In this study, the protein coefficient of Anagobaka (-6.21±3.02), control diet (1.62±0.11) and Cerelac wheat (3.25±0.28) are very different P ≤ 0.05. The negative protein coefficient of Anagobaka confirms the misuse of the protein of this food.

Also, Anagobaka has a weak content of lipid (6.04g/100gMS) and energy (390Kcal/100gMS). Lipids are important energy source and also provide with essential fat acids. Lipids play an important role for satiety and growth in weight [4].

A food poor in energy and lipid leads to a loss in weight [6]. Our study show that Anagobaka is poor in lipid and protein and that leads to a continuous loss in weight despite the important concentration of carbohydrates.

[10] have made the same remarks in their survey about the nutritional value of normal bread and composite bread containing citrillus lanatus.

However, these results are under those obtained with soya flour and fish flour which are usual proteins used for animal experiment [5,6,20]. The chemical profile of Anagobaka could disturb the growth of those who consume it. Foody whose digestion is under 70% are unable to assure the needs of energy even if they are distributed ad libitum [19]. The digestion values of Anagobaka (66.17%), Cerelac wheat (80.83%) and the control diet (80.85%) confirm these remarks and explain the weakness and the loss in Wight of rats who consumed Anagobaka.

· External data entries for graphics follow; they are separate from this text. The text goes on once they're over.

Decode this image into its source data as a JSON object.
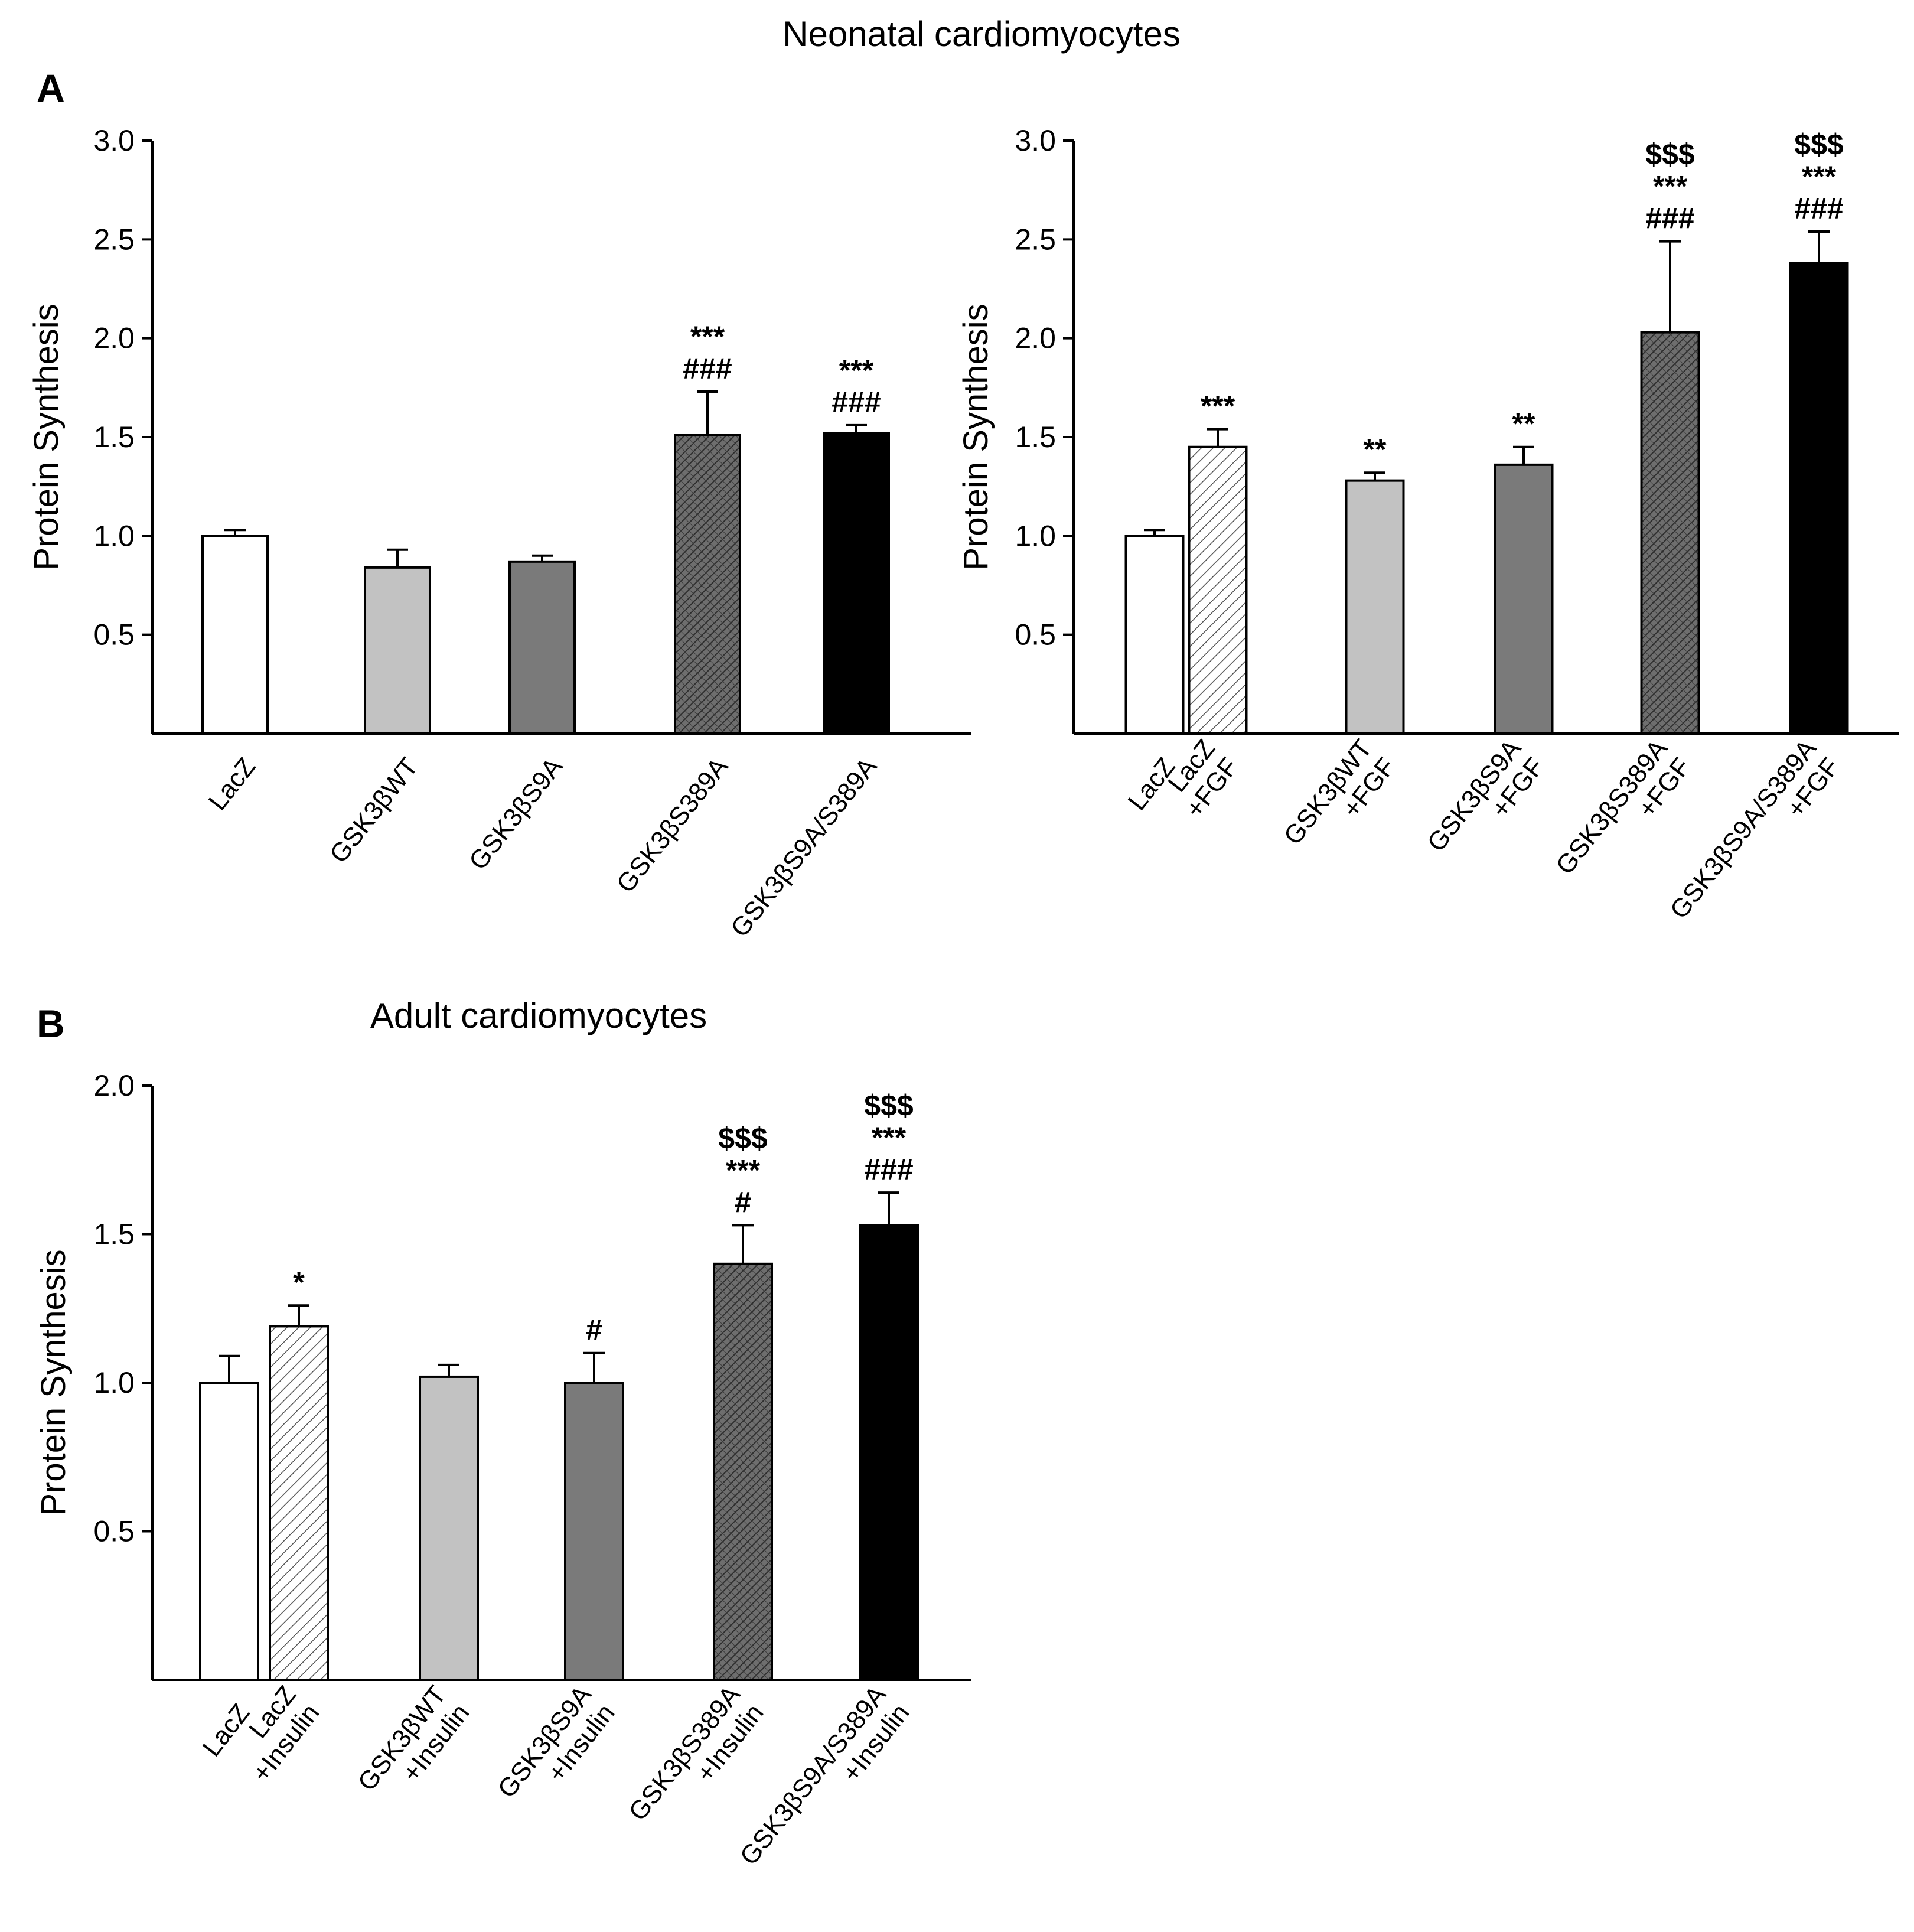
{
  "figure": {
    "title": "Neonatal cardiomyocytes",
    "panel_a_letter": "A",
    "panel_b_letter": "B",
    "panel_b_title": "Adult cardiomyocytes"
  },
  "chart_data": [
    {
      "id": "A-left",
      "type": "bar",
      "title": "",
      "xlabel": "",
      "ylabel": "Protein Synthesis",
      "ylim": [
        0,
        3.0
      ],
      "yticks": [
        "0.5",
        "1.0",
        "1.5",
        "2.0",
        "2.5",
        "3.0"
      ],
      "categories": [
        [
          "LacZ"
        ],
        [
          "GSK3βWT"
        ],
        [
          "GSK3βS9A"
        ],
        [
          "GSK3βS389A"
        ],
        [
          "GSK3βS9A/S389A"
        ]
      ],
      "values": [
        1.0,
        0.84,
        0.87,
        1.51,
        1.52
      ],
      "errors": [
        0.03,
        0.09,
        0.03,
        0.22,
        0.04
      ],
      "fills": [
        "white",
        "light",
        "medium",
        "hatch",
        "black"
      ],
      "annotations": [
        [],
        [],
        [],
        [
          "***",
          "###"
        ],
        [
          "***",
          "###"
        ]
      ]
    },
    {
      "id": "A-right",
      "type": "bar",
      "title": "",
      "xlabel": "",
      "ylabel": "Protein Synthesis",
      "ylim": [
        0,
        3.0
      ],
      "yticks": [
        "0.5",
        "1.0",
        "1.5",
        "2.0",
        "2.5",
        "3.0"
      ],
      "categories": [
        [
          "LacZ"
        ],
        [
          "LacZ",
          "+FGF"
        ],
        [
          "GSK3βWT",
          "+FGF"
        ],
        [
          "GSK3βS9A",
          "+FGF"
        ],
        [
          "GSK3βS389A",
          "+FGF"
        ],
        [
          "GSK3βS9A/S389A",
          "+FGF"
        ]
      ],
      "values": [
        1.0,
        1.45,
        1.28,
        1.36,
        2.03,
        2.38
      ],
      "errors": [
        0.03,
        0.09,
        0.04,
        0.09,
        0.46,
        0.16
      ],
      "fills": [
        "white",
        "diag",
        "light",
        "medium",
        "hatch",
        "black"
      ],
      "annotations": [
        [],
        [
          "***"
        ],
        [
          "**"
        ],
        [
          "**"
        ],
        [
          "$$$",
          "***",
          "###"
        ],
        [
          "$$$",
          "***",
          "###"
        ]
      ]
    },
    {
      "id": "B",
      "type": "bar",
      "title": "Adult cardiomyocytes",
      "xlabel": "",
      "ylabel": "Protein Synthesis",
      "ylim": [
        0,
        2.0
      ],
      "yticks": [
        "0.5",
        "1.0",
        "1.5",
        "2.0"
      ],
      "categories": [
        [
          "LacZ"
        ],
        [
          "LacZ",
          "+Insulin"
        ],
        [
          "GSK3βWT",
          "+Insulin"
        ],
        [
          "GSK3βS9A",
          "+Insulin"
        ],
        [
          "GSK3βS389A",
          "+Insulin"
        ],
        [
          "GSK3βS9A/S389A",
          "+Insulin"
        ]
      ],
      "values": [
        1.0,
        1.19,
        1.02,
        1.0,
        1.4,
        1.53
      ],
      "errors": [
        0.09,
        0.07,
        0.04,
        0.1,
        0.13,
        0.11
      ],
      "fills": [
        "white",
        "diag",
        "light",
        "medium",
        "hatch",
        "black"
      ],
      "annotations": [
        [],
        [
          "*"
        ],
        [],
        [
          "#"
        ],
        [
          "$$$",
          "***",
          "#"
        ],
        [
          "$$$",
          "***",
          "###"
        ]
      ]
    }
  ]
}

All these parameters, linked to the growth and the chemical composition have allowed to evaluate the nutritional quality of the different diets, and especially that of Anagobaka.

5. Conclusion

This study has permitted to compare the nutritional effects of Anagobaka. To those obtained with Cerelac wheat and a control diet made of fish flour. The food used, the growth in weight, the food and protein coefficients and the protein digestion have been determines. These parameters have revealed that Anagobaka has inferior a nutritional value to those of Cerelac wheat and the control diet. Thus, as young rats demand less essential acids than babies, these results could better explain the growth retardation observed with children consuming Anagobaka as weaning meal. However, additional studies are necessary to well appreciate the impact of Anagobaka on rats, so that to deduct its effects on children.

Acknowledgments

Authors of this article would like to thank the head of the Laboratory of Nutrition and Pharmacology at the University Felix Houphouet Boigny (Ivory Coast).